L'utilisation de Google Analytics rendue illégale par l'autorité autrichienne de protection des données

Publié: 2022-01-22
L'utilisation de Google Analytics rendue illégale par l'autorité autrichienne de protection des données

L'autorité autrichienne de protection des données (Datenschutzbehorde) s'est prononcée en faveur de l'association à but non lucratif NOYB, dans une affaire historique contre l'utilisation de Google Analytics sur netdoctor.at, un opérateur de site Web autrichien.

Bien qu'elle ne soit pas encore contraignante, la décision pourrait donner un coup de pouce aux défenseurs de la vie privée en Europe qui cherchent à tenir les entreprises technologiques avides de données responsables de leur traitement des informations personnelles des personnes.

NOYB est une organisation à but non lucratif dédiée aux droits à la vie privée en Europe, dirigée par Max Schrems (l'homme qui a réussi à contester l'utilisation par Facebook des accords de transfert de données).

Il s'agit de la première décision sur les 101 plaintes types déposées par NOYB en réponse à l'arrêt Schrems II de la CJUE (qui avait invalidé le Privacy Shield). Les 101 plaintes suggèrent que les entreprises européennes continuent de partager les données des visiteurs avec les grandes entreprises technologiques et n'offrent pas un niveau de protection adéquat à leurs utilisateurs. Ainsi, bien que cette décision soit la première du genre, ce ne sera probablement pas la dernière.

Le comité européen de la protection des données (EDPB) a créé un groupe de travail en 2021 pour enquêter sur la situation et assurer une coordination étroite entre toutes les autorités européennes de protection des données.
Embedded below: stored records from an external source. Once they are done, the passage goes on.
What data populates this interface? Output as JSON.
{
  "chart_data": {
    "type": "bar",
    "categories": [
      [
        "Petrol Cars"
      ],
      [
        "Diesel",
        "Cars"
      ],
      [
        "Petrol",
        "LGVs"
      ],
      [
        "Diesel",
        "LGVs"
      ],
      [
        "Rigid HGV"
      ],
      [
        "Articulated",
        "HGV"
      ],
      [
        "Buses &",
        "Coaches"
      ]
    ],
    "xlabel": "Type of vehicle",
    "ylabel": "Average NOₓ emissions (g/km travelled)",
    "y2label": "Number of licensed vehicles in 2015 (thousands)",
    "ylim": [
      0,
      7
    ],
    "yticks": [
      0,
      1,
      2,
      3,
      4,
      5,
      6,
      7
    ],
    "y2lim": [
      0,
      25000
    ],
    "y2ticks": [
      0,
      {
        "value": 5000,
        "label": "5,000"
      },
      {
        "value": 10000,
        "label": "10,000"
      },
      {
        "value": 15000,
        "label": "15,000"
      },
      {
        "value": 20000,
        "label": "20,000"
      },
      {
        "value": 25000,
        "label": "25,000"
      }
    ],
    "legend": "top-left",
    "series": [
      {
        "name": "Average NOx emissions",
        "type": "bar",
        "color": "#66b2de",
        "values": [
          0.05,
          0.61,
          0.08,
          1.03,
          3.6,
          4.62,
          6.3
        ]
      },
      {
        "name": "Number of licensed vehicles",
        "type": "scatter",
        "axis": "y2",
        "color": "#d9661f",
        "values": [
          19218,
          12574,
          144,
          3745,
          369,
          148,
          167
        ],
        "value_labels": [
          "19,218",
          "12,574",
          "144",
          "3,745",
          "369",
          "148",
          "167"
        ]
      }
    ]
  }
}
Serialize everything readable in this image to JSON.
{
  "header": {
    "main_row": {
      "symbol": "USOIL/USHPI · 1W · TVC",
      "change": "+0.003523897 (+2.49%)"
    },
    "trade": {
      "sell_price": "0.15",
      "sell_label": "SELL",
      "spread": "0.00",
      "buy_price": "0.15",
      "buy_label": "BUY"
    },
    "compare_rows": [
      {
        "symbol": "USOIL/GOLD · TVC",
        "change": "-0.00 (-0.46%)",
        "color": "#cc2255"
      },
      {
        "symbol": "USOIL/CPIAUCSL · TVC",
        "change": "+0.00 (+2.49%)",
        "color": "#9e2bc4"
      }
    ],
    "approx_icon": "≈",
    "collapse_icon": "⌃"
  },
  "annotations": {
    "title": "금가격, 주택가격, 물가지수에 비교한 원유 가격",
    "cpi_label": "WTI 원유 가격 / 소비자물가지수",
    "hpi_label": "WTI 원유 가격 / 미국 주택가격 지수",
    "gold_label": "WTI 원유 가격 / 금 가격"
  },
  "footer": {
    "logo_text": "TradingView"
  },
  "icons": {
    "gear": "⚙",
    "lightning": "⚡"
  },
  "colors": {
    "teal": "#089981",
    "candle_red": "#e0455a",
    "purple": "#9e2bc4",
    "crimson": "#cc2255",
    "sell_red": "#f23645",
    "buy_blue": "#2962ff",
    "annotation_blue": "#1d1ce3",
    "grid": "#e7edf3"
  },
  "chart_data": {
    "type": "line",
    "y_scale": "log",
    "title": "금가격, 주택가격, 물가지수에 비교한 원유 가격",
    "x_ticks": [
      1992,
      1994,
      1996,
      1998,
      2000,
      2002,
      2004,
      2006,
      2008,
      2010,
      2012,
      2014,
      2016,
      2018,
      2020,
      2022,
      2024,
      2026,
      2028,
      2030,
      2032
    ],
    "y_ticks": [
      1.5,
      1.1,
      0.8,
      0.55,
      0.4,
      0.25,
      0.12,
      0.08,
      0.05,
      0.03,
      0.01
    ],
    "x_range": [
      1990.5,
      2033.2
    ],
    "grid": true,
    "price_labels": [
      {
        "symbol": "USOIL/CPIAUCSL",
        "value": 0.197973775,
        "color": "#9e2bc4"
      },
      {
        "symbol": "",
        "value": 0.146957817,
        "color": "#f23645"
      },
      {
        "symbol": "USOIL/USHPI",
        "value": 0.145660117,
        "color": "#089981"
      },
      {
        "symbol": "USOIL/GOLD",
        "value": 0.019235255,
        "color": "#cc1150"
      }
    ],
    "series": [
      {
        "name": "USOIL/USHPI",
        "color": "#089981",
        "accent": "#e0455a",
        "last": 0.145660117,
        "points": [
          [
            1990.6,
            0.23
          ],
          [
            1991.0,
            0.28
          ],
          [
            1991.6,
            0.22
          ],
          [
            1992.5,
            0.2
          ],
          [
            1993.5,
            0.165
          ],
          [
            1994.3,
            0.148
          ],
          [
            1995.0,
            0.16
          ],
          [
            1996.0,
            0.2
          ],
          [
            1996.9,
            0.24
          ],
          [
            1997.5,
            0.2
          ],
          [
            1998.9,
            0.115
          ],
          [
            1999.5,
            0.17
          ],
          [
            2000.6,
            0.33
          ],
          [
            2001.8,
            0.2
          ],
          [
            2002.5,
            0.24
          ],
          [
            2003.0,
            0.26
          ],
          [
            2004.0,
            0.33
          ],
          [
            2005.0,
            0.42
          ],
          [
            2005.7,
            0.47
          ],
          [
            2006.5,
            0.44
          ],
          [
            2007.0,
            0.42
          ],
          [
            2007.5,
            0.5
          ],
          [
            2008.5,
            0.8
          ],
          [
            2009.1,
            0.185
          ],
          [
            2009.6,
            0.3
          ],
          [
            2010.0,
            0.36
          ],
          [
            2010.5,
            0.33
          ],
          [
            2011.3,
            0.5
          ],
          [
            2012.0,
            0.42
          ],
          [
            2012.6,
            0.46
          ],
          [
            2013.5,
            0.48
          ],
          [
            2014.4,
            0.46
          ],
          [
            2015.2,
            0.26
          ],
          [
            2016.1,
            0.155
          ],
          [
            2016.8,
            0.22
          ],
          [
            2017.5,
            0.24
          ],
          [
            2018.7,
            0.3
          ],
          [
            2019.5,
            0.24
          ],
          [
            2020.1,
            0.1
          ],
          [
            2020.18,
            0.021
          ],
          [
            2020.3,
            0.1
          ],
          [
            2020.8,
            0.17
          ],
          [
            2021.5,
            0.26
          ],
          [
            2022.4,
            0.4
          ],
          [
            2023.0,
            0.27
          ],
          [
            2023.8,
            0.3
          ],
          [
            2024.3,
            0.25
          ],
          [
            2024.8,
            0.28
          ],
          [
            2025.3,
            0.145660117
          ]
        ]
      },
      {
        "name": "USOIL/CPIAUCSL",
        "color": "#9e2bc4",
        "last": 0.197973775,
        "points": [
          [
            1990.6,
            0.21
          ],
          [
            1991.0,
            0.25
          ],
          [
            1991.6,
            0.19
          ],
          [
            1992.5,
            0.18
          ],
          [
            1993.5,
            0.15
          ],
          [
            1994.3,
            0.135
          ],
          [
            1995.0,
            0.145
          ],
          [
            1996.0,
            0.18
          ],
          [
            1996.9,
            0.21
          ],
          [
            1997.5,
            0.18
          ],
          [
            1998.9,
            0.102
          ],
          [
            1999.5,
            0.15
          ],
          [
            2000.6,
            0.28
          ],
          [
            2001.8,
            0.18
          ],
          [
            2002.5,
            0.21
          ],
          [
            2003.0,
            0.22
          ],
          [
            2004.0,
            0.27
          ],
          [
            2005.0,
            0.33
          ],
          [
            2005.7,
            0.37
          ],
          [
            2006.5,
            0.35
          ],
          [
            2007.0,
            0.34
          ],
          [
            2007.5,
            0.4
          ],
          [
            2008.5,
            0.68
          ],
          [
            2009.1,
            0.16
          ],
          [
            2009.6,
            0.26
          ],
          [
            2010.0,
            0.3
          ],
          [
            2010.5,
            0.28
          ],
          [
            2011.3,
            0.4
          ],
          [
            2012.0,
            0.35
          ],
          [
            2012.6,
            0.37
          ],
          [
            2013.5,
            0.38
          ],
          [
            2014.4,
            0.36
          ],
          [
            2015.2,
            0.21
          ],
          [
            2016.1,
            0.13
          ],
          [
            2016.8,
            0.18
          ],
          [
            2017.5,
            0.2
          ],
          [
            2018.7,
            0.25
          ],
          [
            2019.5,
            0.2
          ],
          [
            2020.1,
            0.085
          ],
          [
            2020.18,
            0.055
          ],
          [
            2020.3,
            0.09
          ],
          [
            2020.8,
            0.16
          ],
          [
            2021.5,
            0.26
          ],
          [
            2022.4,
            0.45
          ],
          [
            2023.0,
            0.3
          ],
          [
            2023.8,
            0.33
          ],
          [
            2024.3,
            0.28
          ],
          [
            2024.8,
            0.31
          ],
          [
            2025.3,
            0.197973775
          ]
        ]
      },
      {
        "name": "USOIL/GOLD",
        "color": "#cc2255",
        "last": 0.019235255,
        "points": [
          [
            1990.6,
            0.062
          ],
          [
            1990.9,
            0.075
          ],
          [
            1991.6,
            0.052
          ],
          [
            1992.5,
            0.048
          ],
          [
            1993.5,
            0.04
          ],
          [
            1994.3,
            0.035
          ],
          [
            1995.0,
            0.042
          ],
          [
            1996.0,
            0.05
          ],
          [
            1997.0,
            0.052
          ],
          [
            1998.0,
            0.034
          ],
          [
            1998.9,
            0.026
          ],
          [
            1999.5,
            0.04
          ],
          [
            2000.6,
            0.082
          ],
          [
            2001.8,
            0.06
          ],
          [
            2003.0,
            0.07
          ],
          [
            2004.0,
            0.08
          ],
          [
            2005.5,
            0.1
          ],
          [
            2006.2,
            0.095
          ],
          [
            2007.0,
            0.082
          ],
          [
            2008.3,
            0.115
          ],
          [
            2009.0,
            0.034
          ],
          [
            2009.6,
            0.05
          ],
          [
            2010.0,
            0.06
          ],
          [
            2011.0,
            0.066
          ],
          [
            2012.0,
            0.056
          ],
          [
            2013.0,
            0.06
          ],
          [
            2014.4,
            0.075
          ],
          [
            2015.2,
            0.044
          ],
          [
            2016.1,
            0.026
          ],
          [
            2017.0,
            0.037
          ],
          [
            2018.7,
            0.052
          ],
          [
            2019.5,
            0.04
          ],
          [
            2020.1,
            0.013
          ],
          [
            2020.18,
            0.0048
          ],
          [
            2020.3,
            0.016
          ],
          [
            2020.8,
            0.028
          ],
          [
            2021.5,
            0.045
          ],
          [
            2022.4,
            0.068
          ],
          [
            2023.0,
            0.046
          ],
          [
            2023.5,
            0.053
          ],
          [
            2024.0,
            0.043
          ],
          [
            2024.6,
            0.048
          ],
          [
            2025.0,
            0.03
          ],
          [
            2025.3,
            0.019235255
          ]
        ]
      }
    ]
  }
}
En conséquence, les actions réglementaires déposées par les autorités de protection des données dans d'autres États membres de l'UE devraient s'accélérer (par exemple, l'autorité néerlandaise de protection des données (Autoriteit Persoonsgegevens).

Que comprend la décision ?

La DPA a retenu dans la décision ce qui suit :

Applicabilité du RGPD

En tant que leges speciales , les exigences applicables de la directive 2002/58/CE (directive e-Privacy) - rebaptisée Loi sur la protection des données des télécommunications et des télémédias (TTDSG 2021) en Autriche - prévalent sur le RGPD (Règlement général sur la protection des données).

La directive e-Privacy, en revanche, ne contient aucune disposition relative au transfert de données personnelles vers d'autres pays, d'où le chapitre V du RGPD s'applique dans ce cas.

Les données transmises via GA sont des données personnelles

L'autorité autrichienne de protection des données estime qu'en combinant l'énorme quantité de données transmises, il est théoriquement concevable de relier les données transférées à une personne physique. Par conséquent, un lien avec une personne peut être établi (voir article 4, paragraphe 1, du RGPD) et le RGPD s'applique.

À cet égard, il convient de noter que la DPA estime que la fonction d'anonymisation de Google Analytics est insuffisante pour déplacer l'adresse IP et d'autres identifiants en dehors du champ d'application du RGPD. En raison du volume important de données européennes transmises, l'adresse IP n'est pas pertinente pour la catégorisation des données en tant que données personnelles dans le cadre du RGPD.

L'opérateur du site Web est le responsable du traitement

Il convient de noter que la DPA autrichienne n'a examiné les activités de traitement des données que jusqu'à leur transfert réussi à Google. L'autorité ne fait aucune remarque sur le traitement ultérieur des données par Google.

Le transfert de données aux États-Unis n'est pas conforme au RGPD

Le bouclier de protection des données UE-États-Unis a été déclaré illégal par la Cour de justice européenne dans un verdict du 16 juillet 2020 (Schrems II).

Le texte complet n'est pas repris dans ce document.